HL Deb 20 March 1984 vol 449 cc1107-8

2.56 p.m.

Lord Bishopston

My Lords, I beg leave to ask the Question standing in my name on the Order Paper.

The Question was as follows:

To ask Her Majesty's Government whether they will make a statement on the role of the clergy and politics, in the light of the comment made on 3rd March 1984 by the Under-Secretary of State for Trade and Industry.

The Lord President of the Council (Viscount Whitelaw)

No, my Lords; my honourable friend was speaking in a purely personal capacity.

Lord Bishopston

My Lords, I thank the Minister for his reply. May I disarm him by saying that I am not speaking now as the defence spokesman but as a spokesman on ecclesiastical affairs, having, on entering your Lordships' House, tried to avoid confusion by not taking the title of "Lord Bishop"? Is the Minister really surprised that, when he refers to matters of Church and state, the country as a whole should regard the Under-Secretary of State's comments as being those of a member of the Government? Would he also accept that the stricture that clergy should not involve themselves in politics could be seen as a restriction upon the role of the right reverend Prelates and other clergy in this House in their task of conveying to the country the concern not only of the Church but of the nation on matters of cardinal importance?

Viscount Whitelaw

My Lords, I am grateful to the noble Lord for having treated this matter in what I feel is a suitably light-hearted vein. As for what he says about the position of the right reverend Prelates, I have noticed that I am not alone among some of my colleagues in sometimes disagreeing with the views of right reverend Prelates. Nevertheless, I would stand up to the last for their right to express their views in this House and indeed outside.

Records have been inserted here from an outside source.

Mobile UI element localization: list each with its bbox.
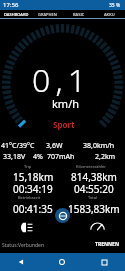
staticText: 41°C/39°C: [1, 141, 35, 151]
staticText: 1583,83km: [68, 202, 120, 216]
staticText: AKKU: [104, 12, 115, 17]
staticText: 0,1: [32, 58, 92, 102]
staticText: BASIC: [73, 12, 85, 17]
staticText: 33,18V: [3, 152, 26, 162]
staticText: km/h: [52, 96, 80, 111]
staticText: 3,6W: [46, 141, 63, 151]
button[interactable]: BASIC: [63, 10, 94, 18]
staticText: Kilometerzähler: [76, 164, 106, 169]
staticText: 00:41:35: [13, 202, 53, 216]
button[interactable]: Home: [41, 253, 83, 271]
staticText: 707mAh: [47, 152, 75, 162]
button[interactable]: Back: [0, 253, 41, 271]
button[interactable]: TRENNEN: [94, 240, 120, 249]
staticText: GRAPHEN: [38, 12, 57, 17]
staticText: 17:56: [3, 1, 19, 9]
button[interactable]: Recents: [83, 253, 125, 271]
staticText: 4%: [33, 152, 43, 162]
button[interactable]: Tacho: [88, 218, 106, 236]
staticText: TRENNEN: [95, 241, 119, 248]
button[interactable]: AKKU: [94, 10, 125, 18]
staticText: 15,18km: [13, 170, 54, 184]
staticText: Sport: [53, 119, 75, 130]
staticText: 2,2km: [95, 152, 116, 162]
staticText: Total: [88, 195, 98, 200]
button[interactable]: Licht: [17, 218, 35, 236]
button[interactable]: GRAPHEN: [32, 10, 63, 18]
staticText: 35 %: [109, 2, 121, 9]
button[interactable]: Verbinden: [55, 208, 70, 223]
staticText: Betriebszeit: [18, 195, 41, 200]
staticText: 814,38km: [71, 170, 117, 184]
staticText: 38,0km/h: [83, 141, 115, 151]
staticText: 04:55:20: [74, 182, 114, 196]
button[interactable]: DASHBOARD: [0, 10, 32, 18]
staticText: Trip: [24, 164, 32, 169]
staticText: DASHBOARD: [4, 12, 29, 17]
staticText: 00:34:19: [13, 182, 53, 196]
staticText: Status:Verbunden: [2, 242, 45, 249]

The Lord Bishop of Rochester

My Lords, would the Minister not agree that life for him and other spokesmen of Her Majesty's Government, and indeed for spokesmen of Her Majesty's loyal Opposition, would be much duller were it not for occasional clerical competition? Even the activities of certain bishops sometimes have encouraging results in other places.

Viscount Whitelaw

Yes, my Lords, I would agree with the right reverend Prelate. One of the advantages I have found in this House is that it is possible to reply to the views of the right reverend Prelates, which is not always possible on other occasions.

Lord Kinnaird

My Lords, would the noble Viscount not agree, first, that the Under-Secretary of State might have been speaking with his tongue in his cheek? Secondly, would he not agree that, if we all kept our tongues there, life would be rather less tedious?

Viscount Whitelaw

My Lords, I did not ask my honourable friend in what way he was speaking. I merely read the words that he had said, and I hope that they have been treated in a suitable manner this afternoon.

Lord Soper

My Lords, would the Government not be inclined to agree that when this particular criticism is raised it has much more to do with Left-wing politics than politics in general, and that the objection that the clergy should not be involved in politics is generally assumed to mean that they would be all right if they were Right-wing but, if they indulge in Left-wing politics, that is suspicious and probably dubious?

Viscount Whitelaw

My Lords, as I suppose it would be considered that I was in the main a Right-wing politician, whether that would be right or wrong, I have noticed from time to time that right reverend Prelates and other ministers of religion have not always been slow to criticise me. I have taken it in good part and sometimes I have benefited from their criticism, and I hope that I shall continue to do so.

Lord Elwyn-Jones

My Lords, should we not continue to enjoy the benefit of clergy in political matters?

Viscount Whitelaw

My Lords, I frequently agree with the noble and learned Lord, and I certainly agree with him in that.